THE humanitarian efforts of two Ellesmere women in pioneering life-saving aid for countless displaced children will be highlighted during Refugee Week this month.

Eglantyne Jebb and her sister Dorothy Buxton, co-founded the Save the Children charity just after the end of the First World War.

It was in response to the plight of thousands of children left starving across Germany and other parts of central Europe as a result of Britain and its allies blockading the delivery of vital food and medical supplies.

Braving fierce opposition from the UK government and a war-weary public, the sisters launched the charity in May, 1919 at a public meeting in London's Royal Albert Hall. Only days earlier, Eglantyne had been arrested and fined for handing out leaflets in Trafalgar Square showing heartbreaking images of an emaciated child.

Save the Children has grown to become one of the leading international relief charities, operating in many countries stricken by war and famine, such as Yemen and Syria.

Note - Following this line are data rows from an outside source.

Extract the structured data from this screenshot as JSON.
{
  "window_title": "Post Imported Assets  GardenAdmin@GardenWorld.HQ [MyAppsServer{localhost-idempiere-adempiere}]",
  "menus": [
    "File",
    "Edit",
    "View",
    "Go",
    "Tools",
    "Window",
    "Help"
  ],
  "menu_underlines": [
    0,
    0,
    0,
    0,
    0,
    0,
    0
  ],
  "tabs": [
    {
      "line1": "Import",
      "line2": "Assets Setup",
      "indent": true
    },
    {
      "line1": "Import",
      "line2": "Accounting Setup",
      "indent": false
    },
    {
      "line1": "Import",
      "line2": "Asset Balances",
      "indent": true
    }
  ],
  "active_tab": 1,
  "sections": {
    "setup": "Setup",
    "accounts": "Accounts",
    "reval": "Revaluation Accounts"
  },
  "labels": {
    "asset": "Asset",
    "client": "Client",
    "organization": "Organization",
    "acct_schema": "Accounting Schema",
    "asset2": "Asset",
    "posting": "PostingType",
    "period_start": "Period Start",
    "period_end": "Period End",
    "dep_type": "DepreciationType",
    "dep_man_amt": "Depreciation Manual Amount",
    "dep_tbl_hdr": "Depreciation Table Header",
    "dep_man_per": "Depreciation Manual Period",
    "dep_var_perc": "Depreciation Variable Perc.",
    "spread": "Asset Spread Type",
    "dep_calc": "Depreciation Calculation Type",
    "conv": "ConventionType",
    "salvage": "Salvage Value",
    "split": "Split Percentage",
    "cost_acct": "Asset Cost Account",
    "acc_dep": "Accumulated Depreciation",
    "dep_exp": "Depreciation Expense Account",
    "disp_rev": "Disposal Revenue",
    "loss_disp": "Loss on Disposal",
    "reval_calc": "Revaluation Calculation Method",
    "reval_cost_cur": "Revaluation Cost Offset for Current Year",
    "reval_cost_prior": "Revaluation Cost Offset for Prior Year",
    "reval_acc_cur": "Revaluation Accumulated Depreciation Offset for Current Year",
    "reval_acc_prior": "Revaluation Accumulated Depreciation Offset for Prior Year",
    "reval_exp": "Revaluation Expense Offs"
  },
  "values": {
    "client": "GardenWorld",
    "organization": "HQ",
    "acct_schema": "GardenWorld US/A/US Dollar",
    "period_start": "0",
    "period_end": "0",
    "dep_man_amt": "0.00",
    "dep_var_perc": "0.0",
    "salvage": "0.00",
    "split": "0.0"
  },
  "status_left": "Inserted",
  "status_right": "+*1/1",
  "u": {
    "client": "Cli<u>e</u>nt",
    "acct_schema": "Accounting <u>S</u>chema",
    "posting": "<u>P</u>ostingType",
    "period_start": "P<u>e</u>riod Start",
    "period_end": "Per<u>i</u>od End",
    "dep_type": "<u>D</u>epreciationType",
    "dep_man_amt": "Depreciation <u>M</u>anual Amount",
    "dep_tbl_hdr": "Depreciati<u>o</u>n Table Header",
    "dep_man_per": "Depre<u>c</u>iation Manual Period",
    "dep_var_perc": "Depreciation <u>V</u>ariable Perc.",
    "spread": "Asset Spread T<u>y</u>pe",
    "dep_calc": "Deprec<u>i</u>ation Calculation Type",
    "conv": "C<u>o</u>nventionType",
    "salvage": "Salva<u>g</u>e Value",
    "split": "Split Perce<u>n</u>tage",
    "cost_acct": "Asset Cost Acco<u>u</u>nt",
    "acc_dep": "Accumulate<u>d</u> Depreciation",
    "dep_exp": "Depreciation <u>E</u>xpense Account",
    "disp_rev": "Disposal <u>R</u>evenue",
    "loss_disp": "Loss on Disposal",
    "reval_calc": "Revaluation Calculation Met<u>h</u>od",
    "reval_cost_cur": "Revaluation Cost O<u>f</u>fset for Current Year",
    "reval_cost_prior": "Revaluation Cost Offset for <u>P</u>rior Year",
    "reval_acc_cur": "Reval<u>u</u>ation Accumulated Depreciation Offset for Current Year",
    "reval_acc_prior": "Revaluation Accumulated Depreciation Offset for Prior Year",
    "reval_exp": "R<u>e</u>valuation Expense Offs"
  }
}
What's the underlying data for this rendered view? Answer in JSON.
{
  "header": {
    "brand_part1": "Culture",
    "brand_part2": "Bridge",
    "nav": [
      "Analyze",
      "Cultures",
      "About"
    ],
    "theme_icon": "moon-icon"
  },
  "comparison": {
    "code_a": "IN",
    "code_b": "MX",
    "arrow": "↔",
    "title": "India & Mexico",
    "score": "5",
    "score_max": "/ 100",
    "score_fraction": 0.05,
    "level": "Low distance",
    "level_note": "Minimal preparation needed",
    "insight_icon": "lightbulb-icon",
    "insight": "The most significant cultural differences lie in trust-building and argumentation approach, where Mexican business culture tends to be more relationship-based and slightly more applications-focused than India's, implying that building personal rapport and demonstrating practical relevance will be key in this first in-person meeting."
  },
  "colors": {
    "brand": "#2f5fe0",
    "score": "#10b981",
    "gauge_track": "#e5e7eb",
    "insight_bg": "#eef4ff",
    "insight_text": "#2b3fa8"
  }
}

The sisters' story will be featured as part of Refugee Week, which starts next Monday, June 14, specifically on the Shropshire Refugee Week website organised by the Shropshire Supports Refugees group.

It will include a video about the development of the recently-completed Jebb Garden next to the mere in Ellesmere Jebb Garden by volunteers from the Ellesmere Sculpture Initiative.

The garden was created to mark Save the Children's centenary and includes an abstract sculpture, called The Sisters, together with a labyrinth footpath that leads to a second sculpture of a refugee child finding shelter.